About the night of the great gale; and how my mother left the world that very
night – an elegy – would you like to hear some of it ?
He unrolls a broad scroll of parchment, and begins to read its bold calligraphy in what R.S. Thomas described as ‘soft consonants, strange to the ear’ a music, sweet and sibilant, known to humanity before meaning ever was. Then time takes hold of us. We part with a handshake, and with that comes an invitation, which I neither forget, nor think about until this moment.
‘ If ever you want to talk about poetry again, come back, and knock at this door’
I found Ann in the White Lion. We had a hot lunch, and over a pint, or two, of Felin Foel, I shared the story of my meeting. There remained but one thing left for us to do: to find the ford at Morlas.
East along the valley the snow turned to rain. At Garth Coch, we came to rest beside a river in wild spate, brown from the peat, not battle red, these days. I stood awhile in the shallows. The rain pelted, sharp as Saxon arrows, gouging my face. It was a grim place, and lonely beyond measure, except for a solitary crow, still hanging out for carrion.
We retired to the car, and sat together, to re-read the stanzas of Llywarch’s mourning, the trials of his old age, and then his gnomic stanzas; mysterious, cryptic, their ambiguities touching ways of life and death. Night came on early, fierce rain beating down, and our thoughts turned toward our own hearth and home, in Elmet, 200 miles away.
Then from behind us, the noise of iron boot nails on stone.
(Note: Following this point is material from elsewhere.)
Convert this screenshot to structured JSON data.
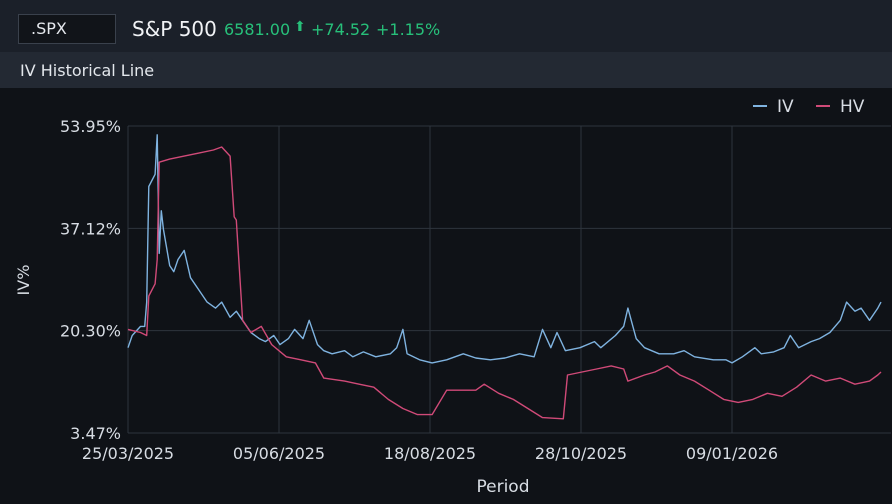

The shape of a man bent against the rain, cowled in a thick hessian feed-sack comes shambling past. A man drenched through, dressed in almost timeless things; a man from nowhere, who might be expected to ask what our business was, there at the ford, late on a winter’s night, yet he pays no heed, makes no greeting, as if we ourselves are invisible, not of his world. He came out of the mist, and then vanished.
Silence, except for the drumming of the rain.
In all the wildest moments of my heart’s imagining, I never thought that I would come this close.
‘Fierce in spear-fight, daring in valour,
He brought a discipined host against the English.